LONDON –A British Muslim aid worker has accused airport police of racially profiling him by being stopped for 50 times, the latest of which was on his way from pilgrimage to Makkah on New Year Eve.
“It was an absolute nightmare. It’s getting really annoying. It’s just broken. They [police] are a law of their own,” Ahmed Ali, 42, told Metro.
Ali, who works in Derby for the international aid charity Unite4Humanity, was with his disabled grandmother coming home from a family pilgrimage to Makkah when he was questioned for an hour at Birmingham Airport on New Year’s Eve.
The incident is not the first for the aid worker who accused police of stopping him for 50 times.
“I’ve been stopped with my kids and my family but this time it was with my grandma and it just ruined her pilgrimage,” he said.
“It was the first time she has ever been stopped and she was really upset.”
Under Schedule 7 of the Terrorism Act 2000, officers can stop and question any individual who ‘appears to be someone who is or has been concerned in the commission, preparation or instigation of acts of terrorism’.
“After I made a fuss, they eventually let me go because they had nothing to charge against me.
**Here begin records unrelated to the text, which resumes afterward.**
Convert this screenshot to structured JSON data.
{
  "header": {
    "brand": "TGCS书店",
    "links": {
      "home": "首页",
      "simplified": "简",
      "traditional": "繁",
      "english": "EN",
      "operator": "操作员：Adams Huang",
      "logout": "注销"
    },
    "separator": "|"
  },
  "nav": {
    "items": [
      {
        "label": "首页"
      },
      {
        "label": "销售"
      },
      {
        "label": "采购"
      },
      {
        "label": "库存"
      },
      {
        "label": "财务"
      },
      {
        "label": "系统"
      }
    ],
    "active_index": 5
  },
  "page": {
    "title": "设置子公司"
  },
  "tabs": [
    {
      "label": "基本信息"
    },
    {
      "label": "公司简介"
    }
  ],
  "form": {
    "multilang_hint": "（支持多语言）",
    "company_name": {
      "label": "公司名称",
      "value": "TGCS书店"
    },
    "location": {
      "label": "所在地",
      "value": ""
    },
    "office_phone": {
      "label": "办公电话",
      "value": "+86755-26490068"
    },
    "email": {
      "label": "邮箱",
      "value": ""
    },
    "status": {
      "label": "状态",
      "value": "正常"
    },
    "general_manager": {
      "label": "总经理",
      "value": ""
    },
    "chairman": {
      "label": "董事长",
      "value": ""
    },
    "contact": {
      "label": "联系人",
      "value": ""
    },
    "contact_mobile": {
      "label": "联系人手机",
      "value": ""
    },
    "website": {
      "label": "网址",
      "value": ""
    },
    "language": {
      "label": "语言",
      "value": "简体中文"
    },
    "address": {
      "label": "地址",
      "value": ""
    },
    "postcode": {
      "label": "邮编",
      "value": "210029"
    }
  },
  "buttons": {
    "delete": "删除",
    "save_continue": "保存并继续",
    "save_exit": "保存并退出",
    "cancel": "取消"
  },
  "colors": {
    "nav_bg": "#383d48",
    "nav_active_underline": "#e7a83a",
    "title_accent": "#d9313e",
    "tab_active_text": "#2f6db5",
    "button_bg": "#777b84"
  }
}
If they did charge me, it would help everyone who had a beard at airports,” Ali said.
“It’s either profiling which is illegal, harassment which is also illegal or discrimination.”
In 2016, Ali and his wife were escorted off their Thompson flight to Morocco by Greater Manchester Police and questioned for hours about his religion and why he was traveling.
Created in 2003, Prevent is one of four strands of the government’s counter-terrorism strategy, known as Contest.
According to the Home Office, its aim is “to stop people becoming terrorists or supporting terrorism”.
The scheme has been criticized by some MPs, the National Union of Teachers and Muslim Council of Britain, while racial equality organization JUST Yorkshire says it has a “disproportionate and discriminatory” focus on Muslim communities.
A report by JUST Yorkshire in August 2017 said that the government’s anti-radicalization strategy, Prevent, is “ineffective and counterproductive” and should be withdrawn.